The first e-book offered by the Norbert Elias Foundation is now available to download for free online from the main website.
The Medieval Housebook and Elias’s ‘Scenes from the Life of a Knight’: A case study fit for purpose?
Norbert Elias, with the subsequent explicit or implicit support of a number of figurational sociologists, placed considerable emphasis on the contribution that his case study ‘Scenes from the Life of a Knight’ made towards underpinning his explanation of the transition from the figuration in which the traditional knightly class held sway to the one dominated by court societies. This movement is a central dimension of his broader civilizing thesis. His case study is almost entirely dependent on his interpretation of a selection of drawings taken from The Medieval Housebook.

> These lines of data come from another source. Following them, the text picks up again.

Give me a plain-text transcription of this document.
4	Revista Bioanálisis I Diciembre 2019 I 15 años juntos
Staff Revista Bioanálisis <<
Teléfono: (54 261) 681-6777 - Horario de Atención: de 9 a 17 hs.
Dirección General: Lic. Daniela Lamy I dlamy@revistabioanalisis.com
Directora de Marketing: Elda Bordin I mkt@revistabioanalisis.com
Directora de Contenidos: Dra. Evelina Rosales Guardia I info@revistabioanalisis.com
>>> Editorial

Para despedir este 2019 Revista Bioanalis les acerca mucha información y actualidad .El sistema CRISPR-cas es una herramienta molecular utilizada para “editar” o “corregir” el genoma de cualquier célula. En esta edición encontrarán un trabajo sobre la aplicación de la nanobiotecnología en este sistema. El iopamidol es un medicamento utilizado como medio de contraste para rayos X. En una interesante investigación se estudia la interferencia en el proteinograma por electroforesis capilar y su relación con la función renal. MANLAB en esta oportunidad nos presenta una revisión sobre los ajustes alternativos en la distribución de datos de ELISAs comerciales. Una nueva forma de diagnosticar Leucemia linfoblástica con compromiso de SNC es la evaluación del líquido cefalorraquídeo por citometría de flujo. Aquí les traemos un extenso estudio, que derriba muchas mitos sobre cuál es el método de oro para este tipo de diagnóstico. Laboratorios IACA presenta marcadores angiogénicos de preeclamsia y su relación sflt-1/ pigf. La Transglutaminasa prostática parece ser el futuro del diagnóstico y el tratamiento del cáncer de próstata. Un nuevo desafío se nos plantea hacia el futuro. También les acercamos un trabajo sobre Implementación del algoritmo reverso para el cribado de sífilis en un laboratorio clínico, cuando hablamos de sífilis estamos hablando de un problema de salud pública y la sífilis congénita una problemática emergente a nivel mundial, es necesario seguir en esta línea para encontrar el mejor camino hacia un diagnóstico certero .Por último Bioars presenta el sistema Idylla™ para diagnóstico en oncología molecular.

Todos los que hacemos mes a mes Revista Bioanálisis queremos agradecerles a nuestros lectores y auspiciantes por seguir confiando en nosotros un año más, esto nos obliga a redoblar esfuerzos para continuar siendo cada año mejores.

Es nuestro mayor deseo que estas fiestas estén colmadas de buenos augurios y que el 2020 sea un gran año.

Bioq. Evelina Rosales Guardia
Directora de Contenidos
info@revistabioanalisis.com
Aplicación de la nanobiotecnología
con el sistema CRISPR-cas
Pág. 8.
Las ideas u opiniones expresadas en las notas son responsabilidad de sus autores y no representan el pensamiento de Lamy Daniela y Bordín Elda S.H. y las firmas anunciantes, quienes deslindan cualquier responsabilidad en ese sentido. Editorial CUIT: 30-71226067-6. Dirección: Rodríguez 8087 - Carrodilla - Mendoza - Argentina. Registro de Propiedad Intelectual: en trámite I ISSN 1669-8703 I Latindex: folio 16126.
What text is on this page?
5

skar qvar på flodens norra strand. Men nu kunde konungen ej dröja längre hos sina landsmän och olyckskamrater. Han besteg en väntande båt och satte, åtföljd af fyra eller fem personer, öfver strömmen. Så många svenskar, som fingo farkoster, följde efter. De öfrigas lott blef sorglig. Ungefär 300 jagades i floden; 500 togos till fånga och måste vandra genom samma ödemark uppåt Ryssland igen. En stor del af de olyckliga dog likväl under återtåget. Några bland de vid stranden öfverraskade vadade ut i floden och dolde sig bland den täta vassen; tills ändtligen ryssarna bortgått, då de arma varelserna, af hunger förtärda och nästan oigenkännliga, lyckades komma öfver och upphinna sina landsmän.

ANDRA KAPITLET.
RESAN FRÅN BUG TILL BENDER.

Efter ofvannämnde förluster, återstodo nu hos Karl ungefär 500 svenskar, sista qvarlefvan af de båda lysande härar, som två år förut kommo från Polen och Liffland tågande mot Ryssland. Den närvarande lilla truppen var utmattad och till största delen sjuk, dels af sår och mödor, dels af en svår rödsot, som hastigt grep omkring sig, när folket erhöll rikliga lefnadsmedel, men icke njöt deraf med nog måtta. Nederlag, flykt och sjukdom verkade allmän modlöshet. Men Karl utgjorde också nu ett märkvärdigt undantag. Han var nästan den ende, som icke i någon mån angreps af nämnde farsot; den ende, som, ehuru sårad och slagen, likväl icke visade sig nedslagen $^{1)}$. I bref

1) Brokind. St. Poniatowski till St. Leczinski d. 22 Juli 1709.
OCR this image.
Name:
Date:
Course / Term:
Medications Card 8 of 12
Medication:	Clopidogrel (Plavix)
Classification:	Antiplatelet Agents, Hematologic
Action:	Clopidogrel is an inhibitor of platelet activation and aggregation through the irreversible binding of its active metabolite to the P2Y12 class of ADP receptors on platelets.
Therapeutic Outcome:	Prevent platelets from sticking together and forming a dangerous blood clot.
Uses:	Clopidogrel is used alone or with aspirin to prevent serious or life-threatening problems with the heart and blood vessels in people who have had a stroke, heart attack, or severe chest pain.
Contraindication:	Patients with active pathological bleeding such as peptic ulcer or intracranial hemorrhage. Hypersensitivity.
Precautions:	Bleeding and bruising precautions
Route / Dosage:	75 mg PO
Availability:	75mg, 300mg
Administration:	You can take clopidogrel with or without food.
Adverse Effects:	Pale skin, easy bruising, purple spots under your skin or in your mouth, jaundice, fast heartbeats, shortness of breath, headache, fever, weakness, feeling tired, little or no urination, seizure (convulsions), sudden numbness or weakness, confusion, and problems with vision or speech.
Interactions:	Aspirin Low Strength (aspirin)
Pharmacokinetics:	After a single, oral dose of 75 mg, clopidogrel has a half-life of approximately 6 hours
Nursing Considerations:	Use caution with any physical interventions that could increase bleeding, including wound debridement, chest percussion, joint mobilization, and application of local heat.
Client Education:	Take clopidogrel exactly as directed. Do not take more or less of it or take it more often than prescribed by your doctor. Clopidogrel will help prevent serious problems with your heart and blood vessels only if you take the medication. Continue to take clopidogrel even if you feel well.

In this monograph I attempt to re-assess the extent to which the assumptions he made about the housebook stand up to scrutiny. In the process, among other things, I will become involved in an examination of the manuscript’s provenance and the debate over artistic attribution. The resultant findings lead me to conclude that Elias’s analysis was based on dubious premises. It was an exercise fuelled more by a desire to sustain his argument than an attempt to test the reality-congruence of his thesis. These findings certainly have negative implications for the degree of detachment he sometimes brought to his research and may have some implications for his broader civilizing thesis. An unintended consequence of embarking on this re-appraisal of Elias’s case study is that it led me to become embroiled in an assessment of the housebook drawings. This in turn led me to form interpretations of a number of the drawings which differ in many respects from the prevailing ones in the art world.
‘The motive behind criticism often determines its validity. Those who care criticize where necessary. Those who envy criticize the moment they think that they have found a weak spot.’ ( Jamie Criss Killosophy 2015).
I fervently hope that this monograph and my work in general fall into the former category.